[Haskell-cafe] Is fusion overrated?

Wed May 18 18:13:35 CEST 2011

On Wed, May 18, 2011 at 2:04 AM, Ryan Ingram <ryani.spam at gmail.com> wrote:
> Yes, the goal isn't so much to improve complexity (both are O(1)) but to
> reduce the constant factor on that O(1).
>
> In an inner loop like that, allocator/gc calls by far dominate the cost of
> the program.  If you can remove them, you've improved the performance of the
> program by 10-100x.

Yes, this is important. Fusion is an obvious win on strict structures,
because it can make the space usage asymptotically better. However,
even if this doesn't happen for lazy structures, fusion can save a lot
of _time_. It won't make the time complexity asymptotically better,
but it can save an amount of work proportional to the complexity of
the algorithm.

For instance, I was playing around with uvector a while back, and
needed foldr or something similar that wasn't available. So I wrote
something like:

    foldr f z s = if null s then z else f (head s) (tail s)

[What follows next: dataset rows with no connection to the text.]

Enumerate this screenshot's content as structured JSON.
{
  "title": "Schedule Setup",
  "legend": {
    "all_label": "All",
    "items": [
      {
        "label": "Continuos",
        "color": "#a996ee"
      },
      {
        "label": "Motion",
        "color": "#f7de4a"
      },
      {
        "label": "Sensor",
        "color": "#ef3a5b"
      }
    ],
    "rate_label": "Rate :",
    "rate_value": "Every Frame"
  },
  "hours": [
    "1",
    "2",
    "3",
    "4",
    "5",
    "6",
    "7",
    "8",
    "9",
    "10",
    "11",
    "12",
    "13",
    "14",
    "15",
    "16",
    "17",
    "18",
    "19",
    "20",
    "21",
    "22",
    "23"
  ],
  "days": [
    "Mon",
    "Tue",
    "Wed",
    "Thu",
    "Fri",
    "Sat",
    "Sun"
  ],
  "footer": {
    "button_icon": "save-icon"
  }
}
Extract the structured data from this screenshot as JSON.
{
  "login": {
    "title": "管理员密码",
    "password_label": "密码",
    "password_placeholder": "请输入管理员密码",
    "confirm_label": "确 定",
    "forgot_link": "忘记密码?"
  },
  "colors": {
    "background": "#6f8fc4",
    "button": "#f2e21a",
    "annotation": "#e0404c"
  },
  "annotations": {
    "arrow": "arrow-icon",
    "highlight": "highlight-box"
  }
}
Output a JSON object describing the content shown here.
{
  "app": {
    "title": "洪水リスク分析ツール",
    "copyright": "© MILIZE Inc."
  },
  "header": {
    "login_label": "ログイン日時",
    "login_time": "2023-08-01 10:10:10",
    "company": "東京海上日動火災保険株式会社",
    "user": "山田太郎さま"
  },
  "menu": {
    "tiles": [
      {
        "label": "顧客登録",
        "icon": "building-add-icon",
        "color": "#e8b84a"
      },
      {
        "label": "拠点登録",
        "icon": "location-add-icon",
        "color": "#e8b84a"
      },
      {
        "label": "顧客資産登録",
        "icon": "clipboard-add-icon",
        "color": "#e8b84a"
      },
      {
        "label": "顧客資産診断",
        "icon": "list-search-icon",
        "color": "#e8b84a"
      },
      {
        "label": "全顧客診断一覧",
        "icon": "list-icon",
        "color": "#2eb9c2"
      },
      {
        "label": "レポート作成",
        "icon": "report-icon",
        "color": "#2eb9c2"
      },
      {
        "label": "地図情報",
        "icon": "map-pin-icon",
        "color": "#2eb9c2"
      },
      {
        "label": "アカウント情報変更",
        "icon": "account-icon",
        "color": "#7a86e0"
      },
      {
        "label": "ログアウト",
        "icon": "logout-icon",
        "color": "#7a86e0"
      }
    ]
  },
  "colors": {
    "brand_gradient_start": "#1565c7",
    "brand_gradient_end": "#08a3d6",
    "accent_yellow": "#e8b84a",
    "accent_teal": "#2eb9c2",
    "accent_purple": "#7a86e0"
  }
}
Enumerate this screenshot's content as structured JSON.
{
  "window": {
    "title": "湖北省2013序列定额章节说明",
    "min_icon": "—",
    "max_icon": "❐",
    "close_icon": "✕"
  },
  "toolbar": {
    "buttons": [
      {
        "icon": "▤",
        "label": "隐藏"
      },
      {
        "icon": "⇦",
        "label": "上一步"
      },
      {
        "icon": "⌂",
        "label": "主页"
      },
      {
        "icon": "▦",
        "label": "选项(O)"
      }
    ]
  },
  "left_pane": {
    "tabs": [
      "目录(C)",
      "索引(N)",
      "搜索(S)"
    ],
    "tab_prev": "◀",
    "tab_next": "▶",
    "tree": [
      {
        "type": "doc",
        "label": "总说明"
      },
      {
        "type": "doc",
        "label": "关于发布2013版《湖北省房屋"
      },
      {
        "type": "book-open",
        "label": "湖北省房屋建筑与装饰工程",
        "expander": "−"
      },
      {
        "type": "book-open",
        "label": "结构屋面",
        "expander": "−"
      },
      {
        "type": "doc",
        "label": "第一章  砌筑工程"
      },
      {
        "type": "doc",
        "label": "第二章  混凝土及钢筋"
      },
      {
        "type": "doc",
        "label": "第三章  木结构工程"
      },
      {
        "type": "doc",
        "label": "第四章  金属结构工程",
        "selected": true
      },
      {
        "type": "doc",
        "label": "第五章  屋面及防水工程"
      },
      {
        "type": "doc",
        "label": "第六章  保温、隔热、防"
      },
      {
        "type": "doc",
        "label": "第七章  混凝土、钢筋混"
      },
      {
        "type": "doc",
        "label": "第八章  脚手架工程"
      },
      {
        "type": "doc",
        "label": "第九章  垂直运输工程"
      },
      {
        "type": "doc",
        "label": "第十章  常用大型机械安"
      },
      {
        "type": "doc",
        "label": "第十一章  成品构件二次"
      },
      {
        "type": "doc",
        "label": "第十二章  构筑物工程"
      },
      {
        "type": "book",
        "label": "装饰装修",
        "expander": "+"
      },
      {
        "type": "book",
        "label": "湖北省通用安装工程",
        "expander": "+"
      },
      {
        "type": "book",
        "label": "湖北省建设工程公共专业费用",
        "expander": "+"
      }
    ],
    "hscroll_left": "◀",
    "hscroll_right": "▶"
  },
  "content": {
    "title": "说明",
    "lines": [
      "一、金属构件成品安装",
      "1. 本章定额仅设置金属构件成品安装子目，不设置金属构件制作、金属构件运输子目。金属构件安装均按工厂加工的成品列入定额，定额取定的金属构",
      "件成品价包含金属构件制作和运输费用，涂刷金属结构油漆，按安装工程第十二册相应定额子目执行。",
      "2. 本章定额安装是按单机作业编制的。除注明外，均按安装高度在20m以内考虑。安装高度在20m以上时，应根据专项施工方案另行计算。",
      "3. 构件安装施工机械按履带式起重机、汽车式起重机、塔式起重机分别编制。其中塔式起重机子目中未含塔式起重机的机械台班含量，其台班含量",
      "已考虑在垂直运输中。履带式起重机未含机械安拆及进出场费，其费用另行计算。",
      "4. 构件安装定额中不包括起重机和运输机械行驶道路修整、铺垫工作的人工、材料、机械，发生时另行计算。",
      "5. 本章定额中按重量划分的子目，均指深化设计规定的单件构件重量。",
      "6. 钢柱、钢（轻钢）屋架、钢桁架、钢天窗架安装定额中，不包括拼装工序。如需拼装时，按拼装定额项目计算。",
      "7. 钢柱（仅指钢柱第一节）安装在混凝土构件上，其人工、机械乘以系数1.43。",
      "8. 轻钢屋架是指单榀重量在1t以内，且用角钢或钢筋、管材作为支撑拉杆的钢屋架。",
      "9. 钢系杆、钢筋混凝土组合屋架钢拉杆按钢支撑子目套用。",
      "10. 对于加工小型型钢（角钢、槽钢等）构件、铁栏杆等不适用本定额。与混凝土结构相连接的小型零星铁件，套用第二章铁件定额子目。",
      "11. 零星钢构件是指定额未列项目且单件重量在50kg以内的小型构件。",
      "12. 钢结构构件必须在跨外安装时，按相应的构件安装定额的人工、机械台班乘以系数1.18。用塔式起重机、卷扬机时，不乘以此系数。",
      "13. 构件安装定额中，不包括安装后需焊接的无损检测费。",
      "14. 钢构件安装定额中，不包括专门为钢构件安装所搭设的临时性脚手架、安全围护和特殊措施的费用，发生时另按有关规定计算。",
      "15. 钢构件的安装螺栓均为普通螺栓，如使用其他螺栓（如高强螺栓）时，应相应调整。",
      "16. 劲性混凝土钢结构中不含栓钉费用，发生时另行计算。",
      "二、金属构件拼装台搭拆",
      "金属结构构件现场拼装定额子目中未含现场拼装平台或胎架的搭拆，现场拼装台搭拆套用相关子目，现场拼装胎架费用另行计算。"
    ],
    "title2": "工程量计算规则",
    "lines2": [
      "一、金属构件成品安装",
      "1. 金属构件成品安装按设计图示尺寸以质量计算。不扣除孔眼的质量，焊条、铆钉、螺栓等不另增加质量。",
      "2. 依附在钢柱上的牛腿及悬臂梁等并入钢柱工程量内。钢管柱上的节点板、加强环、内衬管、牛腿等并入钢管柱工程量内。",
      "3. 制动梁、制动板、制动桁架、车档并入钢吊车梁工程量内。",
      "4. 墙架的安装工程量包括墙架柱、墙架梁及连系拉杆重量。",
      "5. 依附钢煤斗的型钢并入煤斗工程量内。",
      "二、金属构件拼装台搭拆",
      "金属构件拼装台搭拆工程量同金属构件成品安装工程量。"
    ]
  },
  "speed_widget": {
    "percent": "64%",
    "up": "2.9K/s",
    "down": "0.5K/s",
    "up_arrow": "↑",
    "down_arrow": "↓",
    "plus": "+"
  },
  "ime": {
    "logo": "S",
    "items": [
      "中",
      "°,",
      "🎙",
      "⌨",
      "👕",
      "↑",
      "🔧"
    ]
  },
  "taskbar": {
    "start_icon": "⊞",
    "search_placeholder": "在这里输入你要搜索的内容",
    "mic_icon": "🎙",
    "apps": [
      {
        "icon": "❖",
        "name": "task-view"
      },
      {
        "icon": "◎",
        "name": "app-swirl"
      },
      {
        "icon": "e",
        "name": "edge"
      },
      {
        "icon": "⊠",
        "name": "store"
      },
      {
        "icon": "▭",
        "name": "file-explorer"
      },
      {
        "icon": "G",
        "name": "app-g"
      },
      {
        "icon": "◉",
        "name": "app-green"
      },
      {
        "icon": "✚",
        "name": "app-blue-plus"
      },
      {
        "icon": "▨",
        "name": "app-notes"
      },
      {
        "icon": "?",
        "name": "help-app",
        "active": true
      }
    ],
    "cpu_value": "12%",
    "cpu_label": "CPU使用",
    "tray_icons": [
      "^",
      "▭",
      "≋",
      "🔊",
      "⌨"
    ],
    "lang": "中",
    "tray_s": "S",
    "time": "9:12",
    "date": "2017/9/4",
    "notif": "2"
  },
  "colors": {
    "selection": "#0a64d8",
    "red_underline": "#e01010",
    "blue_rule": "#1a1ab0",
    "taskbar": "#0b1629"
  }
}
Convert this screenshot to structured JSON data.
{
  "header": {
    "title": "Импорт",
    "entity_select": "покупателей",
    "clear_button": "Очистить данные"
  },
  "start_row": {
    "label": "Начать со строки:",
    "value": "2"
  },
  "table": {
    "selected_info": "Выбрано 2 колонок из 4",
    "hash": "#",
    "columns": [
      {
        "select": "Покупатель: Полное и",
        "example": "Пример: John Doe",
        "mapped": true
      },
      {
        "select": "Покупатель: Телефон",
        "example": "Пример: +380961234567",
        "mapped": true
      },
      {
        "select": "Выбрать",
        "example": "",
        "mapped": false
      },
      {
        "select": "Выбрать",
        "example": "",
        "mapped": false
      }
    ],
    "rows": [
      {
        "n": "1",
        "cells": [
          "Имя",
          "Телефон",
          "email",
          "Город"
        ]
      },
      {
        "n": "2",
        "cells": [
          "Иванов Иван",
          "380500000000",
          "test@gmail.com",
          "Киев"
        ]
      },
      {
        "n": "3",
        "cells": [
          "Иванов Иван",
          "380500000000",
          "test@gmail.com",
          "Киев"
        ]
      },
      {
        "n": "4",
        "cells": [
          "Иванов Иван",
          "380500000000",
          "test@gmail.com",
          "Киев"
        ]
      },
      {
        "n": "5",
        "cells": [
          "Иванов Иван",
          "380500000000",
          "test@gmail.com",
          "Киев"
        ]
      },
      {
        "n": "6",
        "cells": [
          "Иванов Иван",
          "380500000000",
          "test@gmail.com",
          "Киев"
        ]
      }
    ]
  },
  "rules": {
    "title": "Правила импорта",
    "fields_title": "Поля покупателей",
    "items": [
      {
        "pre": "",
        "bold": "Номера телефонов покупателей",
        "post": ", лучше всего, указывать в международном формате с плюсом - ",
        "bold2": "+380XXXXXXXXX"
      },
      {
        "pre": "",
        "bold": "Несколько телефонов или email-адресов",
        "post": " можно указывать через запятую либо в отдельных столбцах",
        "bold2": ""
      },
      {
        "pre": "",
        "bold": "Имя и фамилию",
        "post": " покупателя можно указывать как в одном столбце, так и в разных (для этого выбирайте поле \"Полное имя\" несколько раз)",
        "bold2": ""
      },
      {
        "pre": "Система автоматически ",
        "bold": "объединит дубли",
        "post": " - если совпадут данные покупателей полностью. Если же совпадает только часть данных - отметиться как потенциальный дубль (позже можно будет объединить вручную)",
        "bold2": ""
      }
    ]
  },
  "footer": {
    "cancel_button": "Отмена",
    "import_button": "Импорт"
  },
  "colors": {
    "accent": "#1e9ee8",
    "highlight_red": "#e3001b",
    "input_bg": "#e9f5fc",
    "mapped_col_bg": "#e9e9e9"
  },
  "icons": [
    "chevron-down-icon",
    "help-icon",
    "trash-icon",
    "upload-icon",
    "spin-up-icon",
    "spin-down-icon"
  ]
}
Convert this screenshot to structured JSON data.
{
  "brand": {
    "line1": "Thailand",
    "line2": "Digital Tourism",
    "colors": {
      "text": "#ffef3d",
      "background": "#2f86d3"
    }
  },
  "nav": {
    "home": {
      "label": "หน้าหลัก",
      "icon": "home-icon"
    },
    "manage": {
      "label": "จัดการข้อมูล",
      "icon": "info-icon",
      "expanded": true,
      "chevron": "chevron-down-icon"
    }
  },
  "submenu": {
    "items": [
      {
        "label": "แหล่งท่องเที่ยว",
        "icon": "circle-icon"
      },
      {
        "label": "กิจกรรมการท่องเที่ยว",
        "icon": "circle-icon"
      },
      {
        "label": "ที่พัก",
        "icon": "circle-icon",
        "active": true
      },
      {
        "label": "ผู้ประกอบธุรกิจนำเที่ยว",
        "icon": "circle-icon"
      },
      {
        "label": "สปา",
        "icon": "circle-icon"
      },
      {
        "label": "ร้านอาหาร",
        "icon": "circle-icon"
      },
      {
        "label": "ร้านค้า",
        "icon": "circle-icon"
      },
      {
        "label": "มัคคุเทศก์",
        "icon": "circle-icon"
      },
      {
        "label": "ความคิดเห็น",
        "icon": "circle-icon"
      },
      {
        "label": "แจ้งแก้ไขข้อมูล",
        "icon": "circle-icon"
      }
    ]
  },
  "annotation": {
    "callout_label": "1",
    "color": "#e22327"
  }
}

This all ran in constant space, but tail re-unfolds the entire stream
every time, so this function has time complexity O(n^2). The nth
element chugs through n allocation-followed-by-deallocations before it
becomes usable, which can all be done in constant space, but takes
linear time.

Fusion won't save you in this example (to my knowledge). But if you
compose k functions from lists to lists together, you'll have k
allocations-followed-by-deallocations on every element that makes it
all the way through the pipeline. You'll see O(1) space usage, but
your time usage has a c*k*n term simply from being expressed by a
composition pipeline, where c is the cost of the unnecessary boxing.
Fusion eliminates this term.

-- Dan